This Saturday's LSU vs. Alabama matchup, which is already being far too prematurely dubbed the "Game of the Century" - marking the second such game we've had so far since 2000 - will have a decided impact on the forthcoming bowl season and the BCS championship game which culminates it. LSU and Alabama, as we all know, sit at numbers one and two respectively in the BCS standings but, by virtue of being in the same conference division, cannot possibly play in the BCS national championship game. That has led many to treat this game as some sort of de facto national title matchup, presuming that the winner here will go on to play in and win the BCS championship match.
That, frankly, is a bit too boring for me. I do not want my college football season decided in week ten. I want absolutely heart wrenching, media firestorm inducing, collective hand wringing chaos, and I think this weekend could be the weekend during which such begins.
With Clemson, Wisconsin, and Oklahoma all losing in recent weeks, we are now left with four unbeaten teams from automatically qualifying BCS conferences: LSU and Alabama from the SEC, Stanford from the Pac 12, and Oklahoma State from the Big XII. Also undefeated are a pair of potential "BCS Busters", a term far more cliched than "game of the century", in undefeated Boise State and Houston.
If we assume that everyone who is winning now will continue winning and presume that all more highly ranked teams will defeat all more lowly ranked teams, then LSU will play - and defeat - Oklahoma State in the BCS National Title Game.
There, that's it. Case closed. Season's over.
Of course you, I, and everyone else who gives half of a damn about this sport will continue watching the season long after its outcome is clearly destined, but I do believe that we will, under such a circumstance, wonder what could have been. So let's do that; let's talk about what can become of this.
Let's say LSU wins. Let's give them, their #1 ranking, their incredible good luck streak, their freakish athletes, and their batshit head coach the collective benefit of the doubt and say they squeak one out over the Tide in Tuscaloosa. Alabama then goes on to run the table, predictably on the back of Trent Richardson, to finish 11-1.
But, during that final week of football, where Alabama predictably drags Auburn's limp carcass around Jordan-Hare Stadium for a half-hour, LSU ups and loses to another team in the BCS' top-ten, Arkansas.
This, of course, presumes that Arkansas does win this weekend's other matchup between two top-ten teams as they face South Carolina before the Alabama-LSU game, but that's a given in this game.
So where are we then? We're in the position that Texas Tech, Texas, and Oklahoma found themselves in in 2008, is where. We will have an 11-1 LSU, an 11-1 Arkansas, and an 11-1 Alabama in a logically impossible three way tie (X can be greater than Y, and Y can be greater than Z, but Z cannot be greater than X). By rule, whoever leads in the BCS standings would be given the nod to represent the West in the SEC Title game. I have no reason to conclude that Arkansas, assuming they win by a fairly normal margin, would take on the Gamecocks in Atlanta.

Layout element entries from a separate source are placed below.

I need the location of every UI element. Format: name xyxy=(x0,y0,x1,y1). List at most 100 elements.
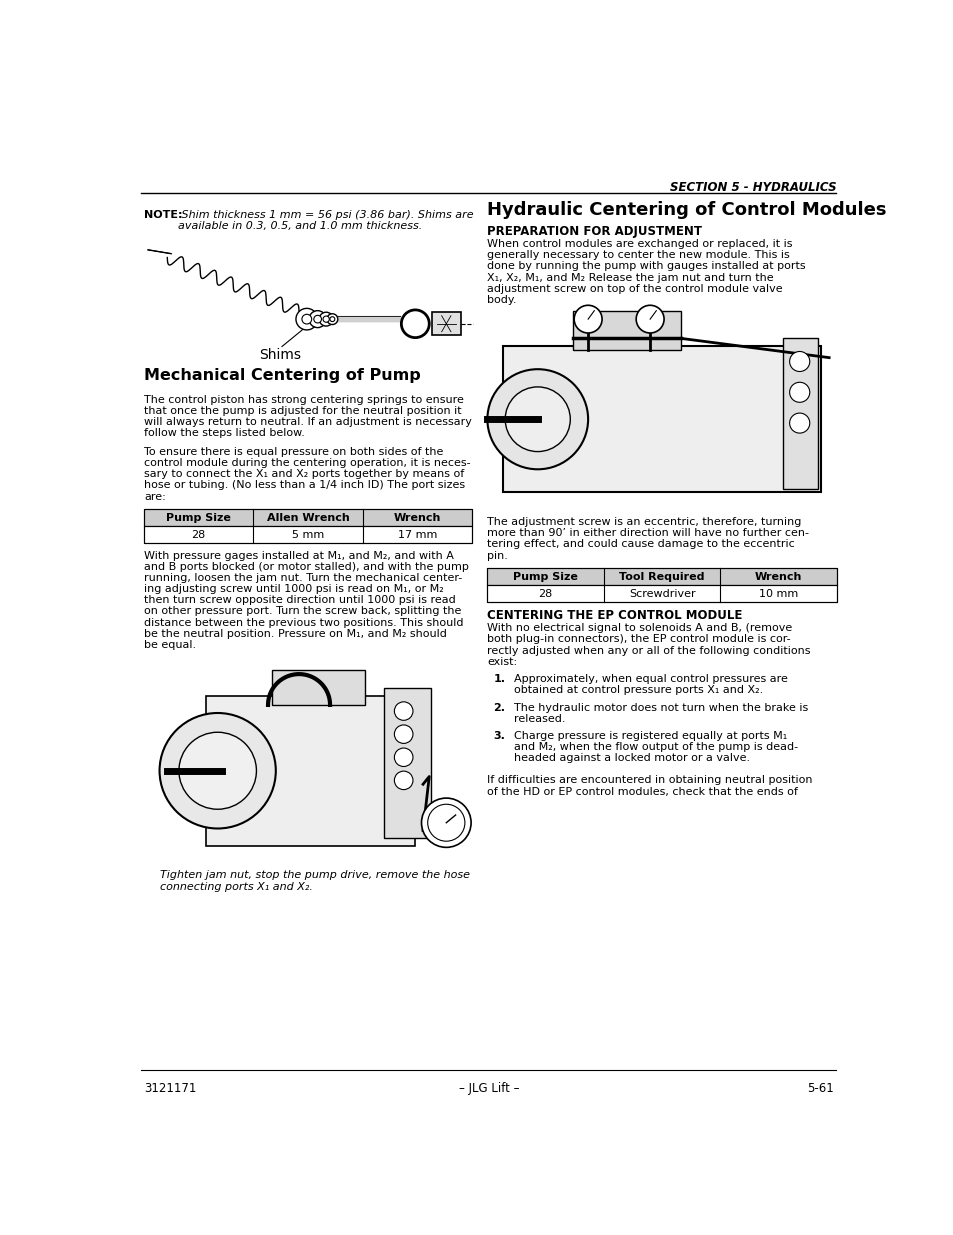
Text: ing adjusting screw until 1000 psi is read on M₁, or M₂: ing adjusting screw until 1000 psi is re… xyxy=(144,584,443,594)
Circle shape xyxy=(319,312,333,326)
Text: control module during the centering operation, it is neces-: control module during the centering oper… xyxy=(144,458,470,468)
Text: Pump Size: Pump Size xyxy=(513,572,578,582)
Text: CENTERING THE EP CONTROL MODULE: CENTERING THE EP CONTROL MODULE xyxy=(487,609,742,622)
Bar xyxy=(384,688,431,839)
Circle shape xyxy=(309,311,326,327)
Text: Approximately, when equal control pressures are: Approximately, when equal control pressu… xyxy=(514,674,787,684)
Text: Charge pressure is registered equally at ports M₁: Charge pressure is registered equally at… xyxy=(514,731,787,741)
Bar xyxy=(572,311,680,350)
Text: The adjustment screw is an eccentric, therefore, turning: The adjustment screw is an eccentric, th… xyxy=(487,517,801,527)
Text: headed against a locked motor or a valve.: headed against a locked motor or a valve… xyxy=(514,753,750,763)
Text: Tighten jam nut, stop the pump drive, remove the hose: Tighten jam nut, stop the pump drive, re… xyxy=(159,871,469,881)
Text: tering effect, and could cause damage to the eccentric: tering effect, and could cause damage to… xyxy=(487,540,794,550)
Text: and M₂, when the flow output of the pump is dead-: and M₂, when the flow output of the pump… xyxy=(514,742,798,752)
Text: When control modules are exchanged or replaced, it is: When control modules are exchanged or re… xyxy=(487,240,792,249)
Text: Wrench: Wrench xyxy=(754,572,801,582)
Text: exist:: exist: xyxy=(487,657,517,667)
Text: Screwdriver: Screwdriver xyxy=(628,589,695,599)
Circle shape xyxy=(421,798,471,847)
Text: available in 0.3, 0.5, and 1.0 mm thickness.: available in 0.3, 0.5, and 1.0 mm thickn… xyxy=(178,221,422,231)
Text: PREPARATION FOR ADJUSTMENT: PREPARATION FOR ADJUSTMENT xyxy=(487,225,701,238)
Text: 5-61: 5-61 xyxy=(806,1082,833,1095)
Bar xyxy=(487,585,836,601)
Text: Mechanical Centering of Pump: Mechanical Centering of Pump xyxy=(144,368,420,383)
Circle shape xyxy=(394,701,413,720)
Circle shape xyxy=(636,305,663,333)
Circle shape xyxy=(394,725,413,743)
Text: of the HD or EP control modules, check that the ends of: of the HD or EP control modules, check t… xyxy=(487,787,798,797)
Text: The hydraulic motor does not turn when the brake is: The hydraulic motor does not turn when t… xyxy=(514,703,808,713)
Text: – JLG Lift –: – JLG Lift – xyxy=(458,1082,518,1095)
Text: adjustment screw on top of the control module valve: adjustment screw on top of the control m… xyxy=(487,284,782,294)
Text: follow the steps listed below.: follow the steps listed below. xyxy=(144,429,305,438)
Text: 17 mm: 17 mm xyxy=(397,530,436,540)
Bar xyxy=(144,509,472,526)
Text: body.: body. xyxy=(487,295,517,305)
Circle shape xyxy=(427,804,464,841)
Text: 10 mm: 10 mm xyxy=(759,589,798,599)
Text: be equal.: be equal. xyxy=(144,640,196,650)
Text: 28: 28 xyxy=(192,530,206,540)
Bar xyxy=(502,346,821,493)
Circle shape xyxy=(314,315,321,322)
Text: Shim thickness 1 mm = 56 psi (3.86 bar). Shims are: Shim thickness 1 mm = 56 psi (3.86 bar).… xyxy=(178,210,474,220)
Circle shape xyxy=(330,316,335,321)
Text: will always return to neutral. If an adjustment is necessary: will always return to neutral. If an adj… xyxy=(144,417,472,427)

If Stanford and Oklahoma State can win out, something which cannot be treated as a given considering that the they have Oregon and Oklahoma remaining on their respective schedules, then the logical conclusion is that the Cardinal will face the Cowboys in one of the least watched BCS Championship Games ever. But if either of them are to lose, you'd then have the pesky Broncos of Boise State in the driver seat for a championship bid (never you mind the fact that the only better-than-decent team they've played this season is Georgia).
But let's say Boise State pulls a Boise State and does something like lose to UNLV or Wyoming, Stanford loses to Oregon, and Oklahoma State loses to Oklahoma. What would we have then?
We'd have Arkansas or South Carolina playing Houston in the BCS Title Game. Or maybe Clemson. Or maybe even Nebraska. But the long and short of it is that we'd have convoluted, chaotic nonsense, with nearly a dozen teams all clamoring for their legitimacy as a contendor to, amidst a cloud of appropriately-colored confetti, lift the crystal football at the end of the college football season, while we fans sit around and wonder just why it is exactly that our favorite brand of our favorite sport can't get with the picture and move to a damned playoff system already.
Suffice it to say that the rest of the season could either be very, very interesting, or woefully predictable. All of that begins this Saturday.